Ross Douthat, New York Times, March 7, 2018
Image from article, with caption: Jimmy Kimmel joking in his opening monologue about the Oscar statue
Excerpt:
There are conservatives, including the president of the United States, who take a special kind of glee in the declining ratings for the Academy Awards, which hit an all-time low this weekend under the stewardship of Jimmy Kimmel and in the shadow of hideous revelations about the film industry’s tolerance for rape.
You’ll get no glee from me. The decline of the Oscars is overdetermined: It’s nobody’s fault and everybody’s, shaped by the same trends driving down Big Event ratings all over and the same diversification of tastes and values and ideas, plus all the technological and economic shifts undercutting the old studio business models, all the inevitably shortsighted choices made by philistines in SoCal corporate suites, and all of our collective decisions to watch or not to watch what Hollywood churns out.
But it is still a decline to be regretted, a loss not only of entertainment and spectacle but also of the cultural common ground [JB emphasis] that our last mass-market art form once supplied. ...
[O]f course a certain kind of pulp entertainment will always tend to skew right-wing. But the more the only plausible Oscar nominees in terms of cinematic quality are passion projects and message movies — the kind of movies, to quote Kimmel, that are made “to annoy Mike Pence” — the more the film industry’s inevitable liberalism seems less one reliable theme of Oscar season than the symphony entire.
For some people in the movie business and the press that covers it, this may seem like a happy evolution, a shift toward more of a vanguard role in pursuing social change, with fewer political compromises and greater moral clarity in what messages the academy offers to the world.
But even if, as is fervently hoped, we are entering an age of stronger minority and female representation in cinema, without the mass audience that high-middle-brow cinema once enjoyed that representation’s influence on the American imagination will be limited. ... No matter how much more enlightened the movie industry becomes, what was 20th-century America’s most influential and unifying mass art form is increasingly a business of niche markets and lowest-narrative-denominator blockbusters… and it is not only conservatives who might reasonably regret that shift.
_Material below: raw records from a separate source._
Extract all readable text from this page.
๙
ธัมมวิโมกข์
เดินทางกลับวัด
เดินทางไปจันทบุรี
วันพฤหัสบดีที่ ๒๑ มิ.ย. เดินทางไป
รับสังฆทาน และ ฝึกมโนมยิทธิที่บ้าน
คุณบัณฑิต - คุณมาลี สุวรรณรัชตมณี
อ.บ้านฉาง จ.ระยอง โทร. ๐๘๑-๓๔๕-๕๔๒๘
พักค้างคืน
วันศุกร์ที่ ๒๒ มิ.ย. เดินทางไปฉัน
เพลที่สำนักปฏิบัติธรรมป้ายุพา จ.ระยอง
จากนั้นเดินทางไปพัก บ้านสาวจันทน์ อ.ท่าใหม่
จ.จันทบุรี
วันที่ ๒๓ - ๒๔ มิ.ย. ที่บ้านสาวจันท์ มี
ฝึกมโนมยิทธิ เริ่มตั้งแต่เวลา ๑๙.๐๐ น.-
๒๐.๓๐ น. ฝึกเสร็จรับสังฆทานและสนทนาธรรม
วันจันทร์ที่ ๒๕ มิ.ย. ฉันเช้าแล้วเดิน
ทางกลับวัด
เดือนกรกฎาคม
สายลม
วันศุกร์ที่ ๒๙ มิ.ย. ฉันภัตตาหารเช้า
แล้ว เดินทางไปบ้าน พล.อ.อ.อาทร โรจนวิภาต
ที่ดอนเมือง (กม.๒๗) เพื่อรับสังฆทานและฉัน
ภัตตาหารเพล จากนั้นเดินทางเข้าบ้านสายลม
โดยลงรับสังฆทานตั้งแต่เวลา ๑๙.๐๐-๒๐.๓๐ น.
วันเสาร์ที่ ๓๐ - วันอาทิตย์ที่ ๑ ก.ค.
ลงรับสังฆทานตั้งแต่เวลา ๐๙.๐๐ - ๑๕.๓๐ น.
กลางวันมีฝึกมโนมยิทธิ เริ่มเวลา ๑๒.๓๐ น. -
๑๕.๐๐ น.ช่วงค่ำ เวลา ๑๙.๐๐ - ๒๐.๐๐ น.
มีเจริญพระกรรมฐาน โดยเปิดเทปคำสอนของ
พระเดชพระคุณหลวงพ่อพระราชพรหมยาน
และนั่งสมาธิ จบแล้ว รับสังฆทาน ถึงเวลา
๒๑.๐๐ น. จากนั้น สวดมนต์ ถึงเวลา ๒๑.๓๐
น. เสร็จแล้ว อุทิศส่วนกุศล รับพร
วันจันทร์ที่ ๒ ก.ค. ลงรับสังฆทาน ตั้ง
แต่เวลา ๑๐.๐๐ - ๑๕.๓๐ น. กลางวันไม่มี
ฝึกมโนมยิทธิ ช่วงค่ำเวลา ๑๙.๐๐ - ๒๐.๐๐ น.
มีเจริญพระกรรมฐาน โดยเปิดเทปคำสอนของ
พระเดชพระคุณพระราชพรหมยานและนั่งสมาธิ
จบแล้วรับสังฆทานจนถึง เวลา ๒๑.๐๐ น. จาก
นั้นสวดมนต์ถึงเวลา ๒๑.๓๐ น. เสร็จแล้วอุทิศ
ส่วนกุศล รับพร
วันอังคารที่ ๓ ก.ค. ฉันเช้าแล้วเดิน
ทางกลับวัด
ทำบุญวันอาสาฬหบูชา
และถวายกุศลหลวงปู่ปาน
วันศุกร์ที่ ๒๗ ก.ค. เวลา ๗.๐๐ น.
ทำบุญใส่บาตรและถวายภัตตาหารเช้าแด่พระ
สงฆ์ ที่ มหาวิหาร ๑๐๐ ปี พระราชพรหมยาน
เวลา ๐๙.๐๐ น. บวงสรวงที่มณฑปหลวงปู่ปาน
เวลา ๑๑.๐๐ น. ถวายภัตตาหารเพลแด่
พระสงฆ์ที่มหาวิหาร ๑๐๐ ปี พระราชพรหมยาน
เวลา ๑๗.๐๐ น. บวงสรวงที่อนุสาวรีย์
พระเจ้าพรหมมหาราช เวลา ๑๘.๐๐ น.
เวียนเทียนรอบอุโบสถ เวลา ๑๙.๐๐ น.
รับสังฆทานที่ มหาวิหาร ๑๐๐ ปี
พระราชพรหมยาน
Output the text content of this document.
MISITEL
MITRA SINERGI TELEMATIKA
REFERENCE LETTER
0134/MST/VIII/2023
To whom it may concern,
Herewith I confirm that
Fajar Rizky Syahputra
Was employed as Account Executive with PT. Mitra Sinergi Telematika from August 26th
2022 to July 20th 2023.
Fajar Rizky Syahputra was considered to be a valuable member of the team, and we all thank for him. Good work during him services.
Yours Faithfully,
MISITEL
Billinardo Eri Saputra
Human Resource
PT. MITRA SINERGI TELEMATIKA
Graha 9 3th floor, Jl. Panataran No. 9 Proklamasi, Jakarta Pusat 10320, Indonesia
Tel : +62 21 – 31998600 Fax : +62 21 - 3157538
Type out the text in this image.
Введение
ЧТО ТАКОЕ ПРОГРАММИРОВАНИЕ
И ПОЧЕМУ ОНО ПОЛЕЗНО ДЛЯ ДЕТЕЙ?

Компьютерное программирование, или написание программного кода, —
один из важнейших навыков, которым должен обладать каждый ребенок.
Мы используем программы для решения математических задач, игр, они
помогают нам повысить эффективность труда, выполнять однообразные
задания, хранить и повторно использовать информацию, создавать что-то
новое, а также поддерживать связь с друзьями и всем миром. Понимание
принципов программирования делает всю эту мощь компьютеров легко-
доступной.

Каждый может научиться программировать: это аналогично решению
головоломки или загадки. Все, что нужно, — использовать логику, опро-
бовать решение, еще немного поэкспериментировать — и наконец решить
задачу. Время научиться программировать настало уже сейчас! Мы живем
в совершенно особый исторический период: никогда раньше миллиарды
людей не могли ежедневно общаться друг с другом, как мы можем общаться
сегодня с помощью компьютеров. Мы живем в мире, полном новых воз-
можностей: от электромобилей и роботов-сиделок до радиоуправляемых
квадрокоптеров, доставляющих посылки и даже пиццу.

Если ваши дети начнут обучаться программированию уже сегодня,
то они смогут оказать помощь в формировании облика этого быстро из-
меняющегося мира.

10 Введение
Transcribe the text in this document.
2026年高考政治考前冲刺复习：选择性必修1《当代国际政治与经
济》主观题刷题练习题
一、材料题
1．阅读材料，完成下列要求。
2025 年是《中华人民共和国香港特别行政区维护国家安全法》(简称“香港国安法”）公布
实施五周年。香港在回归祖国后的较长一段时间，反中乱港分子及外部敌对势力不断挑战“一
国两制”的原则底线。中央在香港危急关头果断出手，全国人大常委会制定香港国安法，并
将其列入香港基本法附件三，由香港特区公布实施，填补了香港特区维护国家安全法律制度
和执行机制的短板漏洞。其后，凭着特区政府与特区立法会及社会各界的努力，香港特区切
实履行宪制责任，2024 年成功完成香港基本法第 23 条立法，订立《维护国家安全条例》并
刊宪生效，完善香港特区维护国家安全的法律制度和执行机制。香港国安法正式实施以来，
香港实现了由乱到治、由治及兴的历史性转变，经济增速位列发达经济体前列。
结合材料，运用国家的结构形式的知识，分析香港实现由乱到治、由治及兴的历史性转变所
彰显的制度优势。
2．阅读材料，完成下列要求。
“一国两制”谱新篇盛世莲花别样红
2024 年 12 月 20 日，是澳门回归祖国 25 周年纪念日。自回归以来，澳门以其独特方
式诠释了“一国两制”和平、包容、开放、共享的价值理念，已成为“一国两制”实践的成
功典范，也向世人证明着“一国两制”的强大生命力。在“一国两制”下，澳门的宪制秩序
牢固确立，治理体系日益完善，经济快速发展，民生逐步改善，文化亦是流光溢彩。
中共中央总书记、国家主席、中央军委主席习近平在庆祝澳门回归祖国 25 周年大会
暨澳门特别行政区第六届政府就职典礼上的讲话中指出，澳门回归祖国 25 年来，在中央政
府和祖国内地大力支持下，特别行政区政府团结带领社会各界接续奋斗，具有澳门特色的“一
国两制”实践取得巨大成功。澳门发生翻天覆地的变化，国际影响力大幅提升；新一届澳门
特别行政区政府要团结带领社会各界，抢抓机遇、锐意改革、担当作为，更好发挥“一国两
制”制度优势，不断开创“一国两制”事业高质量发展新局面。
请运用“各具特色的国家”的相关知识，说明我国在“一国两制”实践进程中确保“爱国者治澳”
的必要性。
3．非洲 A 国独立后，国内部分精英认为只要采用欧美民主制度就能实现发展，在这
Like many cultural rituals the Oscars are peculiar and arbitrary and frequently absurd, but like many they have supplied a thread of unity and memory and shared experience for the millions who watch them every year. For the show to become a boutique affair for American liberals that’s sponsored by a globalized superhero content provider is not, I think, a happy change — and for all that it seems overdetermined and inevitable, it’s a transformation that filmmakers and moviegoers and academy members, in all their various ways, should still make an effort to resist.